Hi TK - thanks for the 'off thread' science lesson. Re post 837. Can you please advise the relevance of the point in your second para 'hard copied' hereunder.

...The instantaneous power dissipated in the shunt is then (4.8 x 4.8)(0.25) or about 6 Watts.

I fail to see the relevance.

Then - who programmed the 4th Trace on your LeCroy?

Re the next post 838. Are you seriously proposing that the 'spike' that first reaches -1.2 volts and then returns to zero - somehow 'cancels out'? I would have thought that both moments have energy associated with it. Not so much a 'cancelling out' but an addition to the energy delivered to the battery.

Kindly explain your comment that the waveform over the battery looks like it is recharging but 'may not be recharging' - 'mind' - or words to that effect.
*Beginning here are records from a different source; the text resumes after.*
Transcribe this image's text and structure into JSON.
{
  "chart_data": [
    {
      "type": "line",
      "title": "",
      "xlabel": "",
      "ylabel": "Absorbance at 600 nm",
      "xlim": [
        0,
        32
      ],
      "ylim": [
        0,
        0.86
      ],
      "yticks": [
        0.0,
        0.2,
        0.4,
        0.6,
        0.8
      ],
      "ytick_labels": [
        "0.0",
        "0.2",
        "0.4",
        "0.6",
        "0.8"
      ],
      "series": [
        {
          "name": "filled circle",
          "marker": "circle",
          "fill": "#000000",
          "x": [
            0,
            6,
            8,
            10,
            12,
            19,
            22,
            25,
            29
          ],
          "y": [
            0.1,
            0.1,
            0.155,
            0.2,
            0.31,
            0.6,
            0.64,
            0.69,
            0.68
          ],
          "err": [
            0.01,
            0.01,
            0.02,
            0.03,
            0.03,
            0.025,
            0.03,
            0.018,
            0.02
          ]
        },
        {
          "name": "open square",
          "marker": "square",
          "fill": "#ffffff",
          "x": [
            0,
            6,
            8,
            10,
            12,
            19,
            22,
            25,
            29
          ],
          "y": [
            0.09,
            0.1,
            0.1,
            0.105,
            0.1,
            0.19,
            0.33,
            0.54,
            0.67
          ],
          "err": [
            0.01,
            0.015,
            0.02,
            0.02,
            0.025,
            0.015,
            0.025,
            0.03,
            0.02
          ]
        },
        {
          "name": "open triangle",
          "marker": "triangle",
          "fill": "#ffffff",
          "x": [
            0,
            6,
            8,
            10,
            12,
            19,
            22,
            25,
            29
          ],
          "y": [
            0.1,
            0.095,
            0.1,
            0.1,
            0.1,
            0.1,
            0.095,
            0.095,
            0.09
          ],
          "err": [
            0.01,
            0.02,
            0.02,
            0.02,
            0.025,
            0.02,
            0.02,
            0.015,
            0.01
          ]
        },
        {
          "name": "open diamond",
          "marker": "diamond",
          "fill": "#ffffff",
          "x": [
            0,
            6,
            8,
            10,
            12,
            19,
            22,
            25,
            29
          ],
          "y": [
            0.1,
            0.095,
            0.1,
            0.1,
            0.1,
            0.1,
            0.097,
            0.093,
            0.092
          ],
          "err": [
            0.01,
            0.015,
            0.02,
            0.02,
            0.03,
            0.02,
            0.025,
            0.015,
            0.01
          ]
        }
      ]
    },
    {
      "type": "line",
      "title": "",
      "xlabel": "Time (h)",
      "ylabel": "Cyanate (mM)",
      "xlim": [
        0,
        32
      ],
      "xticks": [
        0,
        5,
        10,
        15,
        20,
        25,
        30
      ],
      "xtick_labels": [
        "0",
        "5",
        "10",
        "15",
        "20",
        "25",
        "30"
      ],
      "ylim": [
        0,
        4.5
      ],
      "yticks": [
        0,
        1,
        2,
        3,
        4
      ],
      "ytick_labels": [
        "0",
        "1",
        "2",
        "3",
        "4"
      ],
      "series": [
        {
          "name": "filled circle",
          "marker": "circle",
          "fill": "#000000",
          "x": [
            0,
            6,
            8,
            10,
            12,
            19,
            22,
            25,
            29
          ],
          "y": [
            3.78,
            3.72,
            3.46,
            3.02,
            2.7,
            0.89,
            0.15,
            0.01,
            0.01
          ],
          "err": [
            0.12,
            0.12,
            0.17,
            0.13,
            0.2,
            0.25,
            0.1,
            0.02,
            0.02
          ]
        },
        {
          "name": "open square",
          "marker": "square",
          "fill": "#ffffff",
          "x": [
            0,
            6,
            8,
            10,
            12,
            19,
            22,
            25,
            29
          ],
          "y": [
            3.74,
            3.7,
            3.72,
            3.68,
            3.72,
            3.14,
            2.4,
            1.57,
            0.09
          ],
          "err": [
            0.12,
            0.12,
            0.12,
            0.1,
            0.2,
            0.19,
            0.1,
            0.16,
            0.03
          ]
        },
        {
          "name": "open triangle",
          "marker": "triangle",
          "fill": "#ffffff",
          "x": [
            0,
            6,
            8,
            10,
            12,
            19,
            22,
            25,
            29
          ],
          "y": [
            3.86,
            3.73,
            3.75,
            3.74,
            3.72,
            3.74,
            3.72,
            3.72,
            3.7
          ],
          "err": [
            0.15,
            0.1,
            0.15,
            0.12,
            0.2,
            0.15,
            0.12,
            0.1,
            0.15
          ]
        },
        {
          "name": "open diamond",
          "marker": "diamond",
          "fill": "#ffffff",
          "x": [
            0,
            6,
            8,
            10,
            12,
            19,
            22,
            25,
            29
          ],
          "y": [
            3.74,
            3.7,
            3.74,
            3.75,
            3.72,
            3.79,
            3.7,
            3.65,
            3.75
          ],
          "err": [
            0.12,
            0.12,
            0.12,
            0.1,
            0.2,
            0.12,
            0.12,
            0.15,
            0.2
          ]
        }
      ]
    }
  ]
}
And, more to the point - why do you think the battery is showing the same waveform pattern associated with recharging batteries yet it is not recharging?

Food for thought:

If I shine 1 Joule of light through a glass window, will the glass change temperature? If so why? Is any of the light lost in the process?

If I allow that same light to reflect off of highly polished mirrors, capable of reflecting 100% of the light, on each side of the glass, so that the same light penetrates the glass repeatedly, will the light eventually cease to exist?

What if I chose a frequency of light with a wavelength of say 750nm. Would that change anything?

If UV light becomes visible when reflecting off of Fluorescent Paint, is it possible to convert other photons into Infra Red by passing them through a ceramic material?

At what point do you consider a magnetic field as a form of light? Or do you? Why, or why not?

Aaron, you say in post 1629 that: -

"Most of the free work is constant heat production...".

If its free (energy not input by the user), how are you going to measure this heat to compare its energy value with the electrical energy input to the system to prove the high COP claimed?

Hoppy

I would also like to add the following question for TK regarding the Battery waveform:

If the flatline represents the battery voltage e.g. ~24V then the spikes above and below indicate a change in battery voltage at the point the probe is connected, right? So, in your opinion, does the spike above the line represent charging, discharging or neither? Same questions for the spike below the line.

EDIT: And isn't that E squared over R?